Obamacare a perverse benefit of citizenship
The op-ed by James Ahrens on Dec. 22 extolled the virtues of Obamacare and implored us to give it a chance. Trouble is to do so requires that we sacrifice our individual freedom and liberty.
Failure to adhere to the mandate results in a penalty or a tax — legal minds seem to be disagreeing on which it is, but it is one or the other. Our government is requiring us for the first time in my memory to buy a specific product, whether used or not.
Mr. Ahrens posits that Obamacare has already saved Montanans money and improved their lives. An amazing claim given that as of Dec. 22, most enrollees couldn’t even enroll, and the enabling legislation has been changed approximately 14 times without congressional approval.
Obamacare, he contends will provide us with a health care plan worthy of this great country because our system of health care has been broken for years. I am somewhat confused as to why so many people stay in the U.S. for their medical care if the system is so broken. Why do Canadians and other foreigners travel here for care? The sky isn’t falling and Mr. Ahrens’ kudos about the Affordable Care Act are very premature.
Is it not ironic that a career lobbyist, advocate, ex-hospital administrator who spent about 20 years presiding over the Montana Hospital Association believes that the delivery system here is irreparably broken? It clearly begs the question. It is not an image I would want in my career’s rearview mirror.
Since the inception of Medicare in 1965, we’ve heard similar promises of health care reform to reduce costs, enhance accountability, improve access and outcomes. In 1982, a massive new prospective payment plan, the brainchild of Yale academicians, was introduced by Medicare officials. If, as Mr. Ahrens claims, the system is still broken, how must that massive improvement have worked out? Are not the costs of health care still Brobdingnagian? Do rational people actually believe that we can provide care to 30 million additional insureds and that costs will be reduced?
Mr. Ahrens would rejoin that hospitals and other providers pass through the cost of uncompensated care to taxpayers as a hidden tax. Hospital providers do exactly that when they can because the market is so insulated from free market forces. This is a rational response by providers to an irrational marketplace. The recipients of care often don’t even examine their bill because some other entity is responsible for paying it. But to assume that a federal program can improve on the invisible hand of the marketplace is foolish given the history of cost increases over the past 50 years.
Obamacare promises to insure nearly everyone, but only 47 percent of us are law-abiding taxpayers, so we will be paying for someone else’s free stuff.
All the polls I reviewed indicate that the vast majority of Americans are not in favor of mandated health care. We must wake up. How much hypocrisy and lawlessness can we endure under Obamacare?
The most concise description of Obamacare I’ve seen is erroneously attributed to Ben Stein: “Fathom the hypocrisy of a government that requires every citizen to prove they are insured... but not everyone must prove they are a citizen. And now, any of those who refuse, or are unable, to prove citizenship will receive free insurance paid for by those who are forced to buy insurance because they are citizens.”
Isn’t that a perverse benefit of citizenship? It is Orwellian.
Now comes Mr. Ahrens, a well-meaning gentleman who has earned a nice living and retirement by administering tax-exempt health-care organizations. They pay no taxes, but ostensibly must think it is something the rest of us should willingly do because poor and needy people shouldn’t be deprived of health care.

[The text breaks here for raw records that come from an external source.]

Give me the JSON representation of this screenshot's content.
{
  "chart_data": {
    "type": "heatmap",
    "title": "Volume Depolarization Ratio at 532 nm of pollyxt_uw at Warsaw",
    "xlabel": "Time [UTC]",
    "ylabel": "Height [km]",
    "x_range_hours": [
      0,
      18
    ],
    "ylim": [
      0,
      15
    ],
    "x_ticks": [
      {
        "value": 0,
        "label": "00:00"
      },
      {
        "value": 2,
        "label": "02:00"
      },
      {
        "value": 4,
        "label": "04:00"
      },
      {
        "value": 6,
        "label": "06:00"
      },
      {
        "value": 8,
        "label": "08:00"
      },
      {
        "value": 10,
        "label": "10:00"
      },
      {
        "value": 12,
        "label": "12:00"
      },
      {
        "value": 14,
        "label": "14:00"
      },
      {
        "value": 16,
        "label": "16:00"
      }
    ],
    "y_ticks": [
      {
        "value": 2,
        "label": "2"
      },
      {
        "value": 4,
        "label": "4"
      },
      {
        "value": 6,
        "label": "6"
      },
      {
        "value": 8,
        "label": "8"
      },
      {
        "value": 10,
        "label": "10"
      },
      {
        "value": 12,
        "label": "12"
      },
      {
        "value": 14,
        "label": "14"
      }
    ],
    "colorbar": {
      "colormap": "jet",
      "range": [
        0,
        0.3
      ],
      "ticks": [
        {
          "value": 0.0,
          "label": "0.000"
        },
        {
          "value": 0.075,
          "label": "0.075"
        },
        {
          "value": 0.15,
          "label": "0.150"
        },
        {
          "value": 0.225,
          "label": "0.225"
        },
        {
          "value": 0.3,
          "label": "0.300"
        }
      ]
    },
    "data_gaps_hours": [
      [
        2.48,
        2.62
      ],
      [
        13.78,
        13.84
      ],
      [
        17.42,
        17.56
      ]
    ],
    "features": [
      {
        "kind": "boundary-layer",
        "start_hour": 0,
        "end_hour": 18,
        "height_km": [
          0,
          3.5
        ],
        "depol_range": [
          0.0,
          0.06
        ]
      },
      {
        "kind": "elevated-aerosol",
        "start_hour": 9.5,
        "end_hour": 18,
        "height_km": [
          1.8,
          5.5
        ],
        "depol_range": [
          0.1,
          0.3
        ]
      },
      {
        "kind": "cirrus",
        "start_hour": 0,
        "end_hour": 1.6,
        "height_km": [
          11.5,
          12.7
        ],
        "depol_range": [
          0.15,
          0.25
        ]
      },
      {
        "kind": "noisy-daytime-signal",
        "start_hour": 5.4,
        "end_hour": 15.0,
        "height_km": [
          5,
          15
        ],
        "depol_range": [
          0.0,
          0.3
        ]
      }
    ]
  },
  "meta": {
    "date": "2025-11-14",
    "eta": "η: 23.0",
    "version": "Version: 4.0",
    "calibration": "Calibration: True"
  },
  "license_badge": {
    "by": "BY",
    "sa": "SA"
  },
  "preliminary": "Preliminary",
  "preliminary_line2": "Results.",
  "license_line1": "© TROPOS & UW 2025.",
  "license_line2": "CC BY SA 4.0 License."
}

Beware of bureaucrats telling you the sky is falling and that there must be some way to provide care for the poor and needy without overhauling the entire system.
If Obamacare is successfully implemented, why should tax-exempt providers not pay taxes like the rest of us? Shouldn’t they have skin in the game? According to Obamacare supporters, the need for charitable care promises to be reduced dramatically.
It gets more bizarre. Many of you have read how wealthy influential members of Congress indicated their desire to opt out of Obamacare. Some staff members have been allowed to keep their existing plans. Some staff members may be exempted because Obamacare is too expensive. Does this not smack of smoky, back-room deals depicted in old Hollywood movies?
Well, if you agree with me that tax-exempt providers and their associations should pay their fair share of taxes and that Congress should eat its own cooking, I suggest you prepare for disappointment. It has been my experience in the health care field that whenever a bureaucratic program is reorganized to improve efficiency and effectiveness, it is almost immediately indistinguishable from its predecessor.
Finally, let’s go along with Mr. Ahrens and give this a chance until we have a different chance. The chance to make a choice in the midterms to elect congressional representatives who pledge to repeal this socialistic abomination and who possess the will to do it.
Ron Phelps is a resident of Columbia Falls.